Health remains a deeply contested ground, and a test of strength for the minister. One of the key tests—regardless of the political colour of the government—is the minister’s ability to retain control over health policy against the depredations of the central agencies, the departments of prime minister, treasury and finance, which are the natural enemies of this largest of the “spending portfolios”. The second key test is the ability to do more than this—to move beyond health financing and into more substantive areas.

The task of the health ministers is also complicated by a jurisdictional problem. Australia has a population of less than 20 million people, and nine ministers of health—one federal and eight for the States and Territories. Responsibilities for all aspects of the health portfolio—policy, public health, and health care—are divided and overlapping across the two levels of government. We have no shortage of ministerial attention, and a large infrastructure of coordinating mechanisms has grown up to enable national action on key policy areas—like research, food and drug policy, aboriginal health and public health.

In this setting, the ideal health minister needs a talent for coalition building towards a coherent policy agenda. Just understanding the dynamics and contradictions can take years for a novice, so systems thinking is needed, and a background in the health professions is an advantage.
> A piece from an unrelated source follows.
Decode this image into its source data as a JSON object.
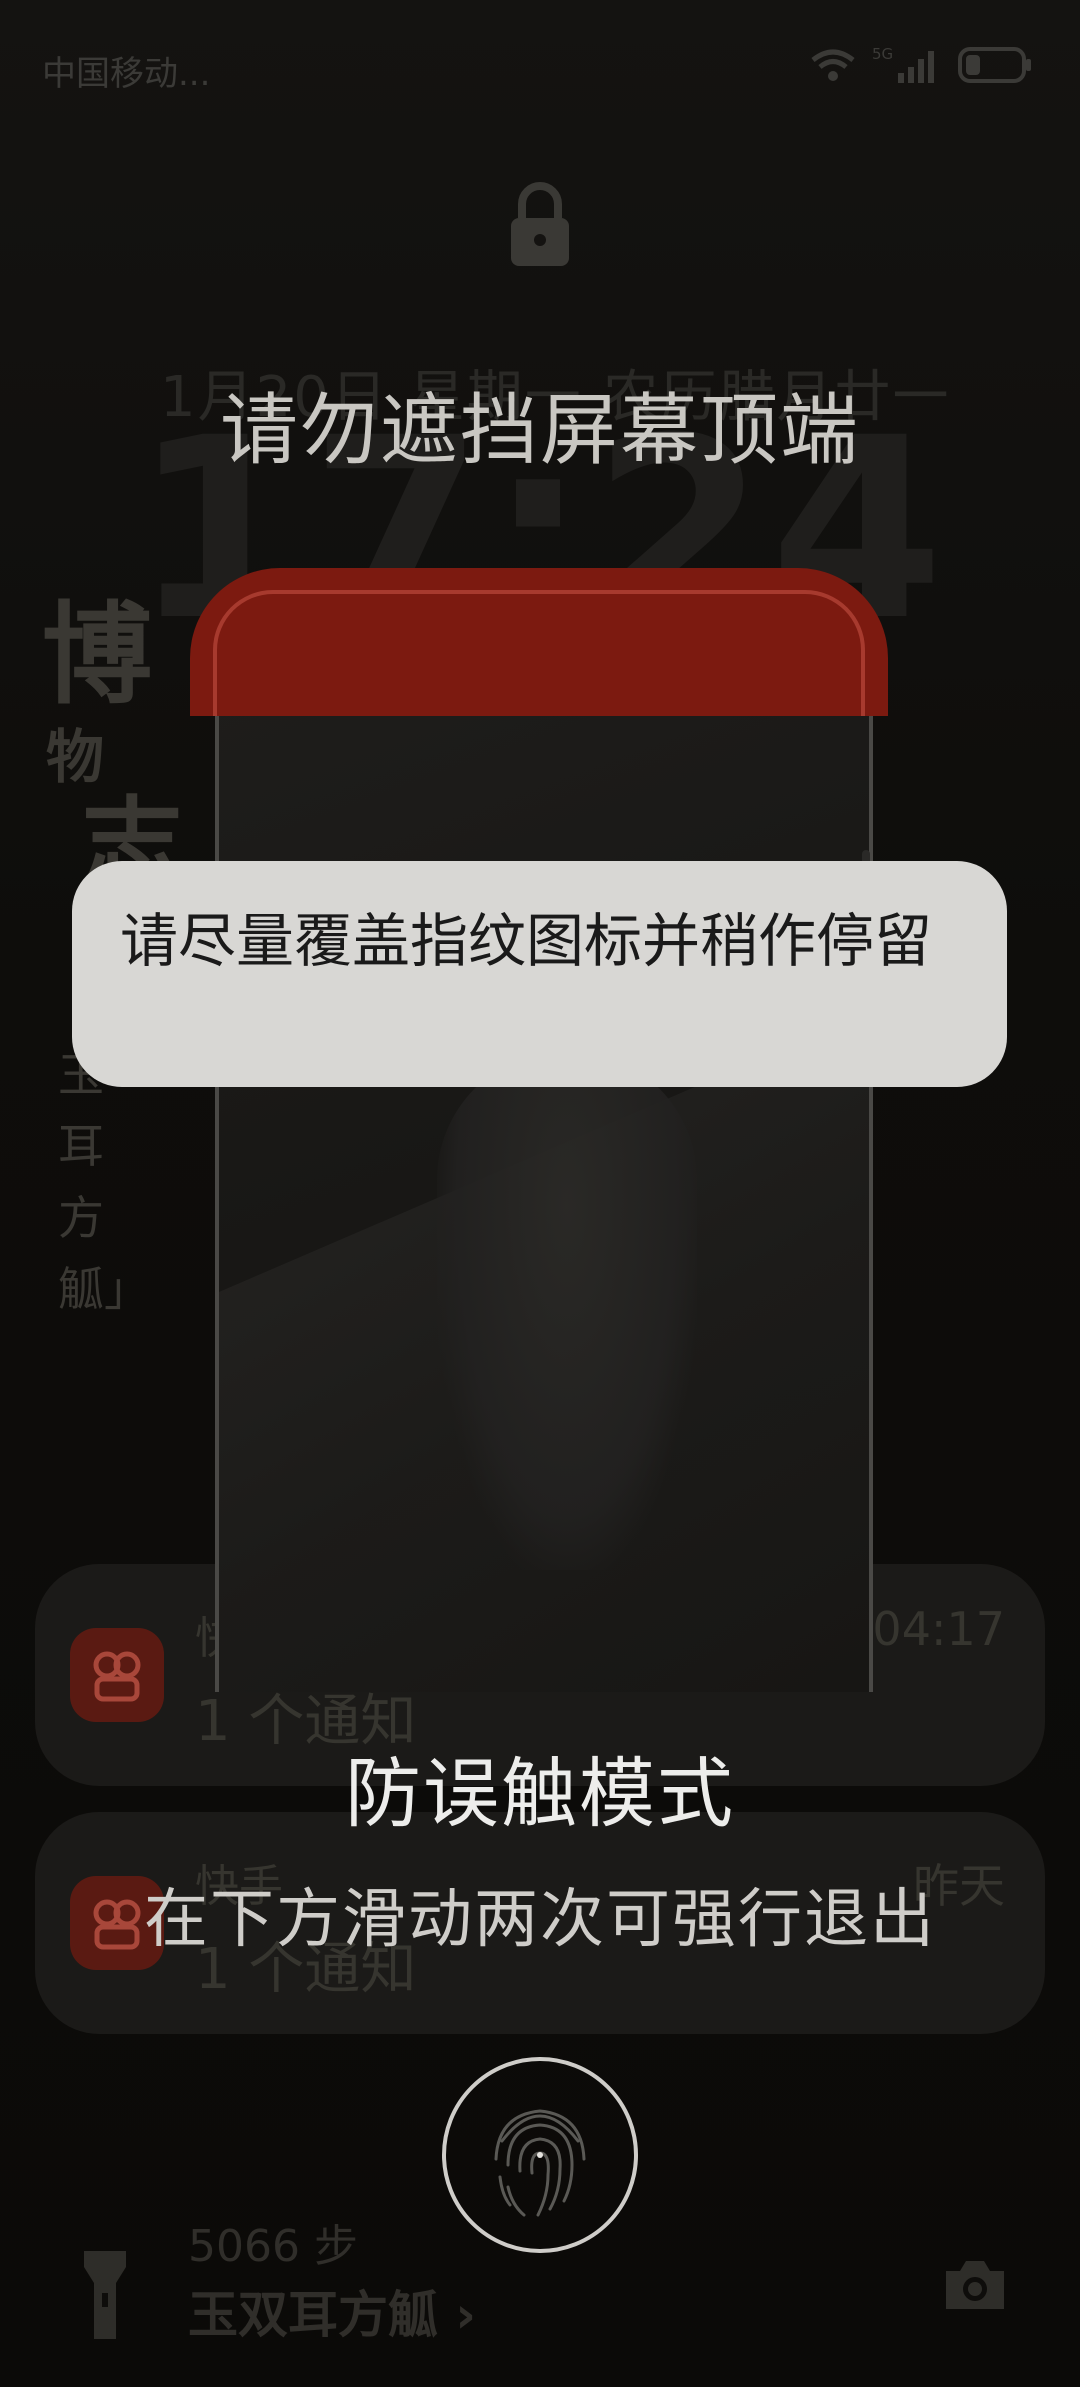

But when I think about the dozen or so health ministers (federal and state) with whom I have worked and sometimes struggled, it seems to me that the keys for success are a combination of commitment to policy goals that stand above the dusty arena of politics, and the strength to maintain control of the policy agenda.

Dr Neal Blewett (health minister from 1983 to 1990 and one of the few not to fade from the front bench immediately) may well be judged the most significant achiever in the portfolio over the past 30 years. Dr Blewett will be remembered for his success in reinstating universal access to health care through Medicare, and for his leadership of Australia’s prompt and successful strategies in response to the HIV/AIDS epidemic.

Both of these initiatives have survived and now enjoy popular support (although Medicare remains under constant challenge from conservative governments that profess commitment while they chip away at the policy foundations). But at the time, they were politically courageous, socially progressive, and required the ability to extract new money for health care. Ideal characteristics for a health minister.